Yaratılanlar özgündür ve aynı Zat’a aittir. İnsan, yaratılış itibarıyla tüm yaratıklardan farklıdır. İçinde âlemler gizlidir. Kâinatın yaratılış nedenidir.
Tüm kar taneleri aynı gibidir ama biri birine benzemez. Tüm sesler aynı şekilde çıkar ama birbirinden farklıdır. Vahdaniyet, çokluktaki yaradılışın, Ehadiyet ise her varlığın tek Zat’a aitliğidir.”
“Bunlar klasik söylemler... Sana bir soru... İnkâr, kısaca, dört heceli tek bir kelimeyle ne demek?”
“Yalanlamak...”
“Neyi?”
“Soruya göre her şeyi...”
“Her şey nedir?”
“Kasıt neyse odur!”
“Kastın sınırı veya kapsamı nedir? Keyfi midir?”
“Ne kastedildiyse o! Sınırı yok.”
“Yeryüzünde ne kadar insan varsa onların o kadar kasıt zannı vardır. O halde inkâr zanna bağlı değil, bilgi ve belgeye bağlı olmalıdır. O halde bu konudaki bilgi ve belge nedir? “Kur’an ve Sünnet” diyordun. Onun dışına çıkmadan, hatta özüne inerek inkârı dediğim gibi tarif edebilir misin?”
“İnanmamak... Görememek ya da inat etmek... Görmek istememek... Pek çok tarifi var.”
“Peygamberler, kitaplar gönderdi. Allah kuluna Kur’an da verdi. Şayet tevhidi anlasaydın, tek kelime yeterdi. Halkı aydınlatmaya kalkmadan önce kendi karanlıklarımızı keşfetmemiz galiba daha isabetli olur.”
“Mesajın iletilmesi... Emanetin teslimi...”

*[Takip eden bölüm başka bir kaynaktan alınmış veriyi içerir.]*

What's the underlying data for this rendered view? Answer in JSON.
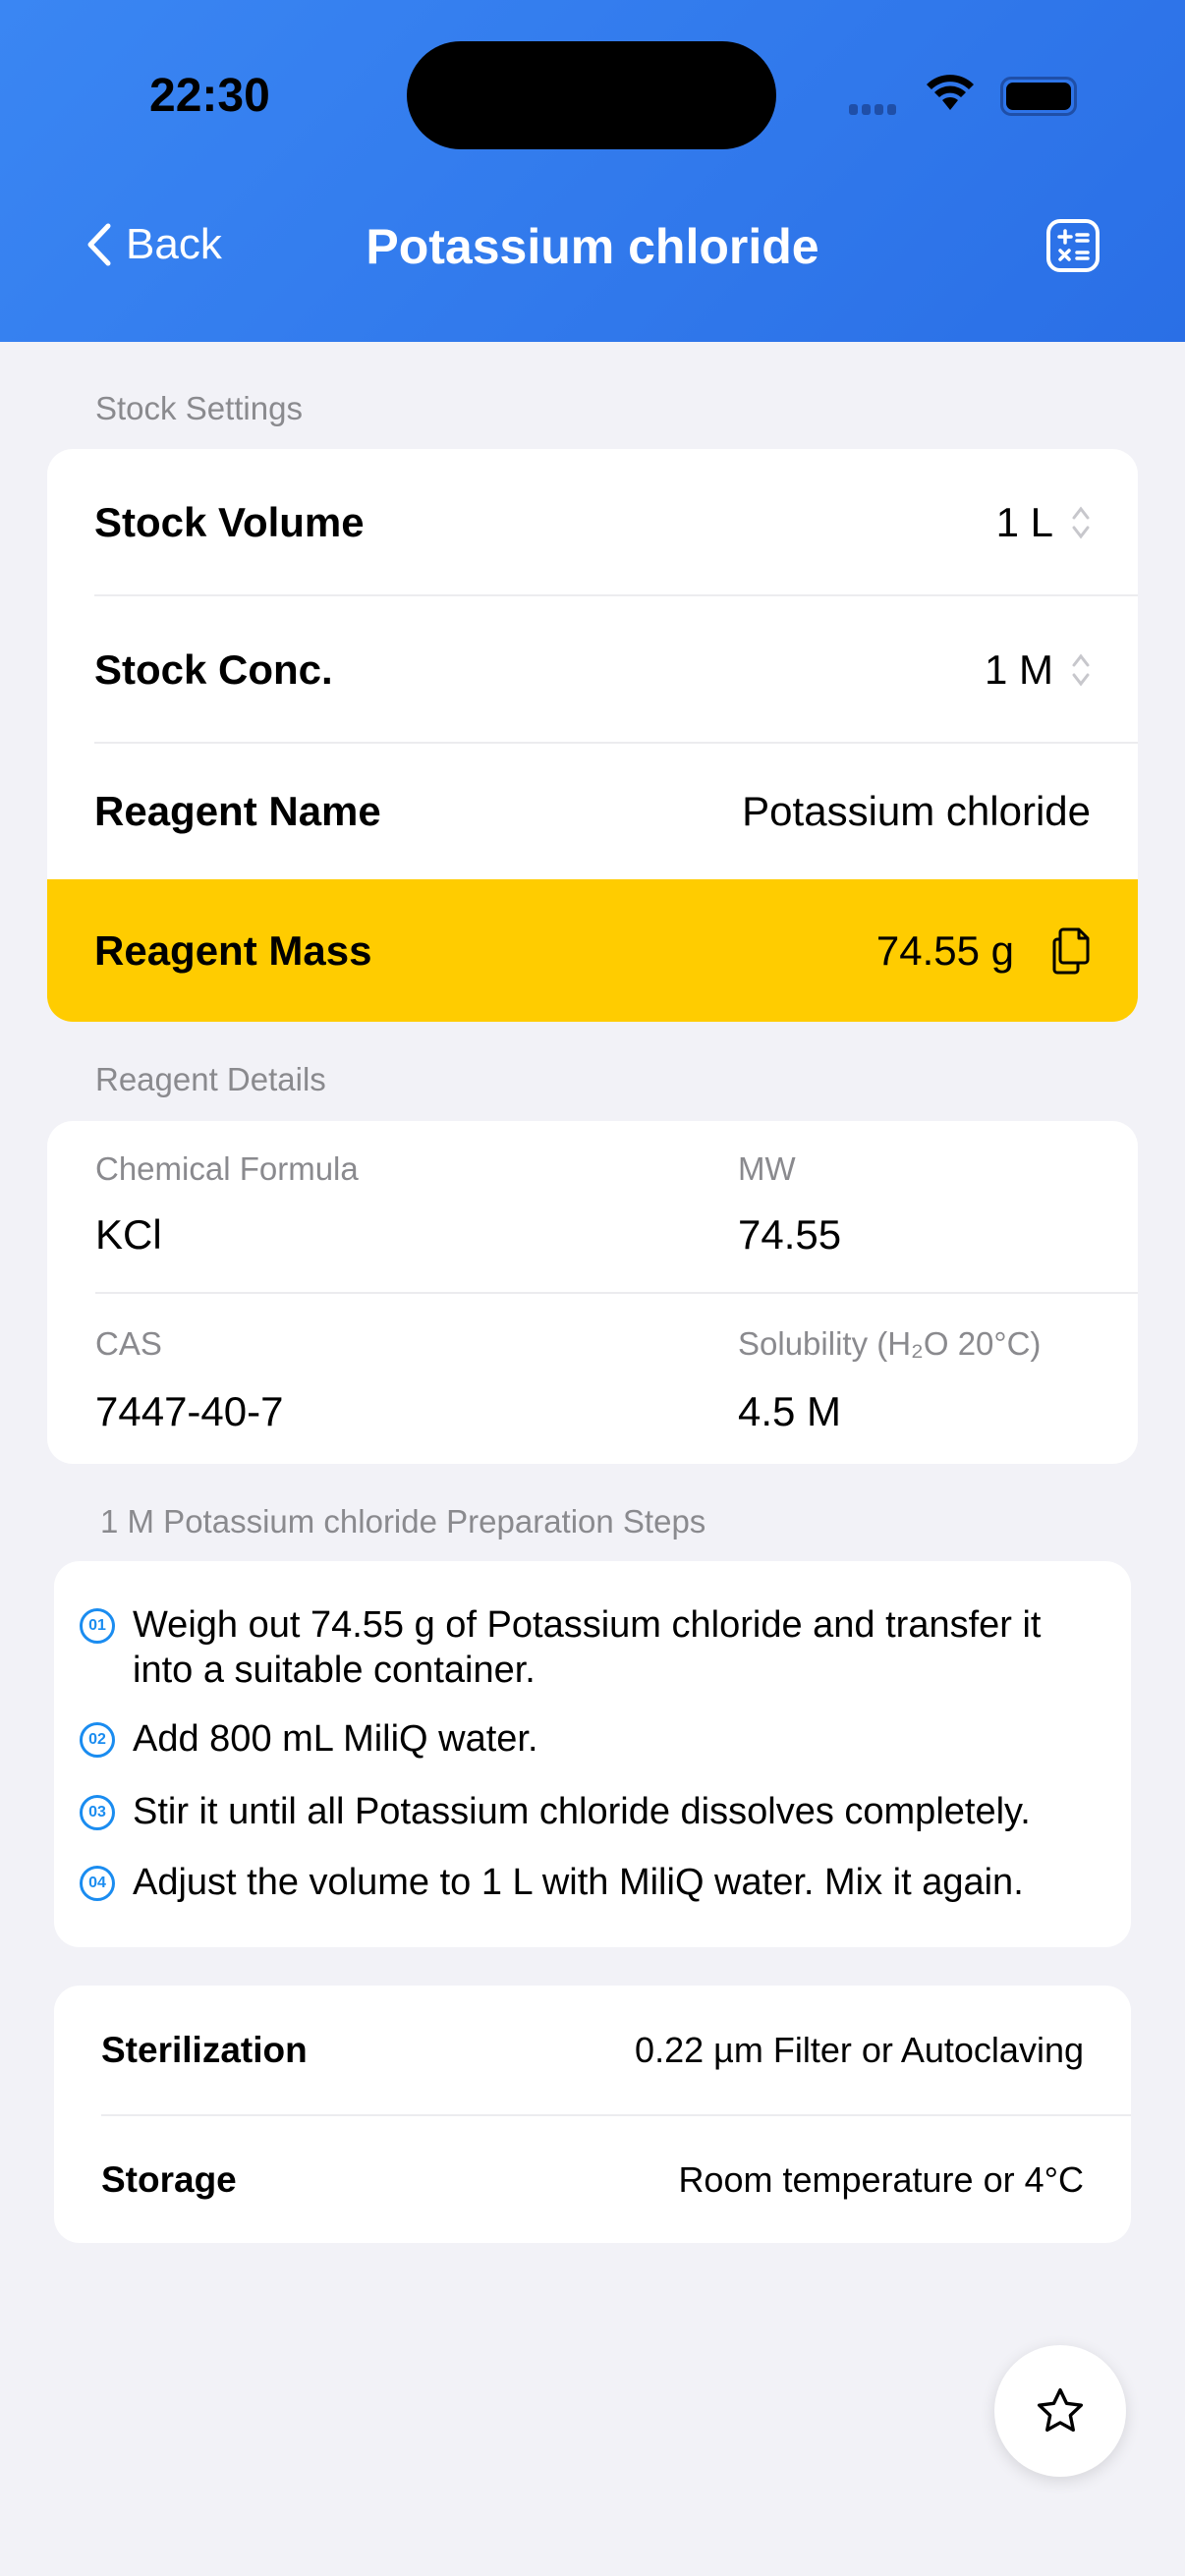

“Hangi emanet? “La havle vela kuvete” den evvel mi sonra mı? Sonra, emanet ne ki? Kime verile? Sahibi kim, nerede, nasıl verilecek? Mevcut olana mı ya da mevhum olana mı? O halde mevcut kim, mevhum ne? Sorular namütenahi devam eder gider... Hak nerede? Nasıl bulup da, hangi emaneti nasıl vereceğiz?”

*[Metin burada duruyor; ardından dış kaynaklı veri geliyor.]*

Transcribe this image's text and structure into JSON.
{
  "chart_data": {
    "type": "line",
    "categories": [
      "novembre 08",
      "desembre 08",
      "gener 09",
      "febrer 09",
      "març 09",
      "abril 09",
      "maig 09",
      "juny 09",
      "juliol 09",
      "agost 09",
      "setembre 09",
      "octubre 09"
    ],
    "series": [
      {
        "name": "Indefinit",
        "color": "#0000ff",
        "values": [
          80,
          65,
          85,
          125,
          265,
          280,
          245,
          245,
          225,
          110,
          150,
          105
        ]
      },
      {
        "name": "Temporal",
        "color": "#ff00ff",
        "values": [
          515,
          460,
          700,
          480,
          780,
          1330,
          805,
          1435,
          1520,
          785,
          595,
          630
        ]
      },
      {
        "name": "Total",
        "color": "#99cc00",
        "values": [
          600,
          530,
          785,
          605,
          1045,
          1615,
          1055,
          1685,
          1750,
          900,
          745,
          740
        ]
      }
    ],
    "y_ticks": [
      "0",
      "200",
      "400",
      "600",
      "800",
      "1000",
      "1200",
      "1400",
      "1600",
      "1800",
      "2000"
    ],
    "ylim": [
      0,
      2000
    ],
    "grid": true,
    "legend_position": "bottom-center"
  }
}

“Emanet, bir süreliğine kullanılması için verilenler. Tamamını Sahibine teslim etmek gerek. Hak, hakikattir. Gerçektir. Aşikârdır. Ezelden ebede vardır. Onu ancak görmek istemeyen ya da işine gelmeyen inkâr eder.”
“Adresini söyle!”
“Adresini bildiriyor: “Mümin’in kalbindeyim! Ona ondan yakınım! Kırık gönüllerdeyim!” diyor.”